🤖 AI Summary
This study addresses the challenge of high-precision sound speed profile (SSP) reconstruction in the absence of in-situ underwater SSP measurements. We propose MDF-RAGAN, a deep learning model that fuses heterogeneous remote-sensing data—including sea surface temperature—to reconstruct SSPs end-to-end without reliance on shipborne sonar observations. The model incorporates a residual attention mechanism to capture subtle sound speed perturbations and employs cross-modal attention to enable adaptive integration of multi-source information. Evaluated on a public benchmark dataset, MDF-RAGAN achieves a root-mean-square error (RMSE) of 0.3 m/s—nearly doubling the accuracy of conventional CNN-based and spatial interpolation methods, and reducing error by 65.8% relative to the mean SSP baseline.
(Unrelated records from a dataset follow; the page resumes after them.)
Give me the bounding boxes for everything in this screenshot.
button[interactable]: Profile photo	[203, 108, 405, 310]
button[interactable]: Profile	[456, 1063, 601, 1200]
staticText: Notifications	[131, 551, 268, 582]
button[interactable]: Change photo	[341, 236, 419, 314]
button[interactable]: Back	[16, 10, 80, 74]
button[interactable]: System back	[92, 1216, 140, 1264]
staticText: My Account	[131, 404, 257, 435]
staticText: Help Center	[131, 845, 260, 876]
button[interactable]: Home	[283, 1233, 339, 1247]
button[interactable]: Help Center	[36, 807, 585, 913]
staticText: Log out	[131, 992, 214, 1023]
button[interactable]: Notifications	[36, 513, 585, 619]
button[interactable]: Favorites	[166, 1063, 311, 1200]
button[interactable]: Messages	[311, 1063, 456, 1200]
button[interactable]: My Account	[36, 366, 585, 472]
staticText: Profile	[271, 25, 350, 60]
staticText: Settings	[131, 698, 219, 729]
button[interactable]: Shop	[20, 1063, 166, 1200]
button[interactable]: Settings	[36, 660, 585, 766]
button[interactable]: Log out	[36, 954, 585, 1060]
The approach significantly enhances global spatial modeling capability and generalization across diverse oceanic regions.
📝 Abstract
Sound speed profiles (SSPs) are essential parameters underwater that affects the propagation mode of underwater signals and has a critical impact on the energy efficiency of underwater acoustic communication and accuracy of underwater acoustic positioning. Traditionally, SSPs can be obtained by matching field processing (MFP), compressive sensing (CS), and deep learning (DL) methods. However, existing methods mainly rely on on-site underwater sonar observation data, which put forward strict requirements on the deployment of sonar observation systems. To achieve high-precision estimation of sound velocity distribution in a given sea area without on-site underwater data measurement, we propose a multi-modal data-fusion generative adversarial network model with residual attention block (MDF-RAGAN) for SSP construction. To improve the model's ability for capturing global spatial feature correlations, we embedded the attention mechanisms, and use residual modules for deeply capturing small disturbances in the deep ocean sound velocity distribution caused by changes of SST. Experimental results on real open dataset show that the proposed model outperforms other state-of-the-art methods, which achieves an accuracy with an error of less than 0.3m/s. Specifically, MDF-RAGAN not only outperforms convolutional neural network (CNN) and spatial interpolation (SITP) by nearly a factor of two, but also achieves about 65.8% root mean square error (RMSE) reduction compared to mean profile, which fully reflects the enhancement of overall profile matching by multi-source fusion and cross-modal attention.